Ask anyone who knows me, whether now, or when I began college in 1978.
So, I jumped at the chance to write about my hometown when it was suggested at a recent editorial board meeting.
I have always spoken with a Philadelphia accent. One college classmate from California even told me that she could not understand what I was saying.
I grew up with “Rocky.” I saw the movie when it first came out, long before running the steps became a tourist destination in its own right, and the subject of an entire book (https://rockystories.blogspot.com/), and included day trips from nearby cities. https://www.goelizabethnj.com/things-to-do/near-elizabeth/
I have even heard of bus drivers on the New Jersey turnpike diverting, just to let the passengers run the steps, without seeing anything else of Philadelphia.
(We do have a few notable sights apart from movie nostalgia. https://www.nps.gov/inde/index.htm)
I proudly wore my “Philadelphia: the Big Pretzel” t-shirt, when I watched the 1985 NCAA men’s basketball final with law school classmates.
Underdog Villanova played pretty well for Coach Mass that day against heavily favored Georgetown. (https://www.history.com/this-day-in-history/greatest-college-basketball-upsets-villanova-georgetown)
Did you catch my Philadelphia reference there? (https://underdogphl.com/)

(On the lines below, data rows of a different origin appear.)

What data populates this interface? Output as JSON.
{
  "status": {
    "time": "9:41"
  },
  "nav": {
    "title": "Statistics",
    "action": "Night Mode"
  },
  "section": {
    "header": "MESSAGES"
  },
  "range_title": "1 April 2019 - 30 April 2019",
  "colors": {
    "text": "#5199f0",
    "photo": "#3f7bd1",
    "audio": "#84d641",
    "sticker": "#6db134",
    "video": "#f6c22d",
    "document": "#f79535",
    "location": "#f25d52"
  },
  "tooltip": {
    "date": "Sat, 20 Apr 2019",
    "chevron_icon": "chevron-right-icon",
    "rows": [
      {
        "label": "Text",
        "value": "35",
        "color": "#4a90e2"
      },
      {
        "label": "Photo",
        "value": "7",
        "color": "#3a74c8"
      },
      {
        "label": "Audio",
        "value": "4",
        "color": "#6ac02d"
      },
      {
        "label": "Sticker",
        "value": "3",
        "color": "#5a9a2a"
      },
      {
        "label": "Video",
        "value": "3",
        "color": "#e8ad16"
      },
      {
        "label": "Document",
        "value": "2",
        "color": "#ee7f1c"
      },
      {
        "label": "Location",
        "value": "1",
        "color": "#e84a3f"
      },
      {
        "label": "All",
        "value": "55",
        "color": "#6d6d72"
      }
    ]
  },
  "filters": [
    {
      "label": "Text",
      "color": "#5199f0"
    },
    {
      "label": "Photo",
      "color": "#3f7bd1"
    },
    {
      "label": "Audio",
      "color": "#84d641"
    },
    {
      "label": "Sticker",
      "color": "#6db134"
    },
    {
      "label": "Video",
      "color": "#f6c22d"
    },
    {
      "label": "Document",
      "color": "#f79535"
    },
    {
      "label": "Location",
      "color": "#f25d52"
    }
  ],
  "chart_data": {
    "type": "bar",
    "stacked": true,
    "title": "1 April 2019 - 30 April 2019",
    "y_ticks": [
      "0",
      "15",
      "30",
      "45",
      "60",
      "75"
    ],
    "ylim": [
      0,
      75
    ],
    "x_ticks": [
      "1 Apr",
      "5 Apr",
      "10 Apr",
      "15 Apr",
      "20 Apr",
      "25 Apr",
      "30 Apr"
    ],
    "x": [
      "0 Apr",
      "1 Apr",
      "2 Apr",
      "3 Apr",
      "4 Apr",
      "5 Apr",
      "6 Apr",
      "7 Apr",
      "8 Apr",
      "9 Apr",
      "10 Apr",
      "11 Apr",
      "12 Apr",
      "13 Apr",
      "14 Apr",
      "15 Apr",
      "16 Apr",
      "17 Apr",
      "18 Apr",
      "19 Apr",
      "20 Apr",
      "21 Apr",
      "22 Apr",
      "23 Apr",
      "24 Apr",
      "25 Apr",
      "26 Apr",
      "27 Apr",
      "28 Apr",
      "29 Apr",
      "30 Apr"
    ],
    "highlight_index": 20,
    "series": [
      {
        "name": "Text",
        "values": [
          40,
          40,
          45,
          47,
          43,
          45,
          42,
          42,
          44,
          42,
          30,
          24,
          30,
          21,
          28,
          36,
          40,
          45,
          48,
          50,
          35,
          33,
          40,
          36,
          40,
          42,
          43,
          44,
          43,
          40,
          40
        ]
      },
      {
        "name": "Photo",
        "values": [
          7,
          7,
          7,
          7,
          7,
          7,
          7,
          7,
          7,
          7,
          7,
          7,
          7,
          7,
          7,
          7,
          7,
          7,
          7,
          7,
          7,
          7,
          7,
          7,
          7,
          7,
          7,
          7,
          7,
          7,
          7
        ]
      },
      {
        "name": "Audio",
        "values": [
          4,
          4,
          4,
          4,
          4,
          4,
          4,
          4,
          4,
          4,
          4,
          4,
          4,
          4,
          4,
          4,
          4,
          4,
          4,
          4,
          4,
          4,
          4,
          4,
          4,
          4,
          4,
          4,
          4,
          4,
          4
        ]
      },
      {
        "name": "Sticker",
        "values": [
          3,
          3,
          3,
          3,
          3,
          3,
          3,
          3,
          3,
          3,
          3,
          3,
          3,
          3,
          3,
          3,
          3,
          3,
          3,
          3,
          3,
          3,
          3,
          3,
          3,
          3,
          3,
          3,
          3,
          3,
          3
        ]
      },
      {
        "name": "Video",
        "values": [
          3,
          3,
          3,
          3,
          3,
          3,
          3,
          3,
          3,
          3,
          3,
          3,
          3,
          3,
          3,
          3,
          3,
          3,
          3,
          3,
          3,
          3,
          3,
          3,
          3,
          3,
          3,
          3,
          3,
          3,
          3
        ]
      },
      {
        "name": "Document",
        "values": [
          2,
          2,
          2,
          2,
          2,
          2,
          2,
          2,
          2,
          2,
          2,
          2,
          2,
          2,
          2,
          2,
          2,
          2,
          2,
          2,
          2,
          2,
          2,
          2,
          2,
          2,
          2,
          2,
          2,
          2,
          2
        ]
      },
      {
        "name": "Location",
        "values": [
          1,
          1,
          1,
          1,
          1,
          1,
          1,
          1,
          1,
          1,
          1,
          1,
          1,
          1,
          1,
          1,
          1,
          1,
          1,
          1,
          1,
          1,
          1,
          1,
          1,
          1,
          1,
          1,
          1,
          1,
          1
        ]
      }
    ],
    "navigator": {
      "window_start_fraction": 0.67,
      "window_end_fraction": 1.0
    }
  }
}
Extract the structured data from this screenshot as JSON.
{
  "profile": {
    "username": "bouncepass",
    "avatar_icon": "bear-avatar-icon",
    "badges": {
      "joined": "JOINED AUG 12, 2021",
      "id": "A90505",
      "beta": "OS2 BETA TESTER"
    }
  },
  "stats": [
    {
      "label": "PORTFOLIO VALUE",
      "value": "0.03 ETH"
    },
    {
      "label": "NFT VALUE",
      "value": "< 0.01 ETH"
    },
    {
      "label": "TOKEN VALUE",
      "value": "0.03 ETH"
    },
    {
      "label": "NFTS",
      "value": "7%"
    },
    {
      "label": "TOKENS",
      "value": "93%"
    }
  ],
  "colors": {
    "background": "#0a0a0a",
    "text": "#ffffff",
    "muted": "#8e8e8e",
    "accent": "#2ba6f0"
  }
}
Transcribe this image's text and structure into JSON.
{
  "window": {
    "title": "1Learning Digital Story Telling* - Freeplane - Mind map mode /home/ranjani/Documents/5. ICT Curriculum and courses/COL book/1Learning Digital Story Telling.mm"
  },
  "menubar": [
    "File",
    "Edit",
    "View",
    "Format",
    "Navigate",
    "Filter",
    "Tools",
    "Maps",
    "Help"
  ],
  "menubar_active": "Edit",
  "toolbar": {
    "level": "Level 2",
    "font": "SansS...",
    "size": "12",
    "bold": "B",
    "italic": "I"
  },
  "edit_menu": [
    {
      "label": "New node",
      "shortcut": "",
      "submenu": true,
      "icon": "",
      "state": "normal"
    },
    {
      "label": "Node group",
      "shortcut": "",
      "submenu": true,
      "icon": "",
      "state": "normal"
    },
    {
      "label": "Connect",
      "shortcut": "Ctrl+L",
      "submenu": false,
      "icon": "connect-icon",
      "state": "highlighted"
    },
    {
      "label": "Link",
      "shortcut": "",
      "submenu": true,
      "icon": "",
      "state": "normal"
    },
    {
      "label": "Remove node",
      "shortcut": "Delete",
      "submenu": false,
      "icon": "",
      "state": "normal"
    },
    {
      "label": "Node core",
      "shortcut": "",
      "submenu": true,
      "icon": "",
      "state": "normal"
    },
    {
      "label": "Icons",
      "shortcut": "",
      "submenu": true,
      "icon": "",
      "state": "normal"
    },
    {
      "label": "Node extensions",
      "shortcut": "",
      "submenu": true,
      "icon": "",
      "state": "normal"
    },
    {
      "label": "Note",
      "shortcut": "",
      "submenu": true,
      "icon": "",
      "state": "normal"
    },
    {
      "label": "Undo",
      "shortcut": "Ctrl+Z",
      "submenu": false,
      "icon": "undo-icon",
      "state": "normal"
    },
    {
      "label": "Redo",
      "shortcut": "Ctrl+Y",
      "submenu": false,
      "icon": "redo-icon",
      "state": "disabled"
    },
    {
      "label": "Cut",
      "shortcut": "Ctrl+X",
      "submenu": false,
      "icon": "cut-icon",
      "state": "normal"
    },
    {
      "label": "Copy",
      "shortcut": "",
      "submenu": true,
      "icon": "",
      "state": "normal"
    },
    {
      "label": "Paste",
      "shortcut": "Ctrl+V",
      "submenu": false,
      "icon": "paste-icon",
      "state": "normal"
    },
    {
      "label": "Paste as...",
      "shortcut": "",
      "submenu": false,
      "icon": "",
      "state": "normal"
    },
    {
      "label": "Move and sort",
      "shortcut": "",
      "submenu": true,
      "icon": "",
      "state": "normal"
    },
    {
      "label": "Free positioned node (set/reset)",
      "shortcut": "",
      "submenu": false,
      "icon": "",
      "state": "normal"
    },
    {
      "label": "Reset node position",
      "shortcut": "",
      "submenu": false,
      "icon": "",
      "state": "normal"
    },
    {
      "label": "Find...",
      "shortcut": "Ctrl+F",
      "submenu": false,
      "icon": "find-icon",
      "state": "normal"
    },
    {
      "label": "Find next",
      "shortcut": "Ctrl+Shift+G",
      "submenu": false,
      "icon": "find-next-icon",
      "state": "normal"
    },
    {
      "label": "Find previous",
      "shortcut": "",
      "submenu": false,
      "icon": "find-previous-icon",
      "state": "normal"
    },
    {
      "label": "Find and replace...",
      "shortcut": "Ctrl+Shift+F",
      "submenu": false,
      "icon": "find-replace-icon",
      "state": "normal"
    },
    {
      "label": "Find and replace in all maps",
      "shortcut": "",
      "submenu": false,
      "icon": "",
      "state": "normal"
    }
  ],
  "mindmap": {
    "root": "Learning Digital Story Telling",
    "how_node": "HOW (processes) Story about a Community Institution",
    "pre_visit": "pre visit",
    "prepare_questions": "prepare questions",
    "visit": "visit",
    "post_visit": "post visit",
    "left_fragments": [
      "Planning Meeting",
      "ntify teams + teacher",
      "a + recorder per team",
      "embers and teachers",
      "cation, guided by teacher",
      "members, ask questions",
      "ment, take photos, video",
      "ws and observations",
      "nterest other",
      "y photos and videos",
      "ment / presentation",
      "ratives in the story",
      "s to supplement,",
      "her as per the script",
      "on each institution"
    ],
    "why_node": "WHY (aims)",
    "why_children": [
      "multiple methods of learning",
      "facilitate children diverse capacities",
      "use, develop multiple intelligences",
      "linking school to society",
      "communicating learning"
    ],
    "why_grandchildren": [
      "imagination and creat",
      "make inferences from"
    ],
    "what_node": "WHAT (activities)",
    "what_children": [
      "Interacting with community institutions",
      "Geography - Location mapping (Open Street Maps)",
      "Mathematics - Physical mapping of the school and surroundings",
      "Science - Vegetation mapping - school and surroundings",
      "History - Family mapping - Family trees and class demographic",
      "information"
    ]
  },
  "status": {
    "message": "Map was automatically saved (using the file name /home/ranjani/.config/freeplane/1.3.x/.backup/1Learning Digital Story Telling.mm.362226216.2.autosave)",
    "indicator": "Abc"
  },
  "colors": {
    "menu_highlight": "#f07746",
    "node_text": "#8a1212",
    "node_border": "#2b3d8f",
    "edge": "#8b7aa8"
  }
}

I have always been an unabashed homer for our local sports teams, despite years of last place finishes. As the saying goes, metaphorically, “Be true to your school.” (https://www.youtube.com/watch?v=o7sLDziV2hs)
But loyalty to sports teams is just tribalism. For me, Philadelphia means a whole lot more, and has for many years.
I planned to play with my high school band at the celebration of the Bicentennial on New Year’s Eve, 1975, at the transfer of the Liberty Bell from Independence Hall to a new home, in anticipation of the crowds expected in 1976.
(Spoiler alert: the transfer was rained out, and 1976 proved to be somewhat of a tourism bust, for reasons reminiscent of the Pandemic.)
Personally, my parents did not allow me to attend the Eucharistic Congress in Philadelphia that summer because of the fear of contagion from a then unknown bug. (https://en.wikipedia.org/wiki/Legionnaires%27_disease)
I remember getting excited when I won Phillies season tickets in a drawing at a local bank one year. The Phillies had just signed a big-name player I had seen lead the Tigers to the 1984 World Series championship, while I was in law school in Michigan.
Of course, Lance Parrish never came close to reproducing that year in Philadelphia. I could not give the tickets away (although I tried and tried – they were taxable income for me).
But I don’t think any of this elevated my love for Philadelphia, above typical hometown loyalty.
I was born and raised here, but that is true of many others who are not as rabid about their hometown as I am.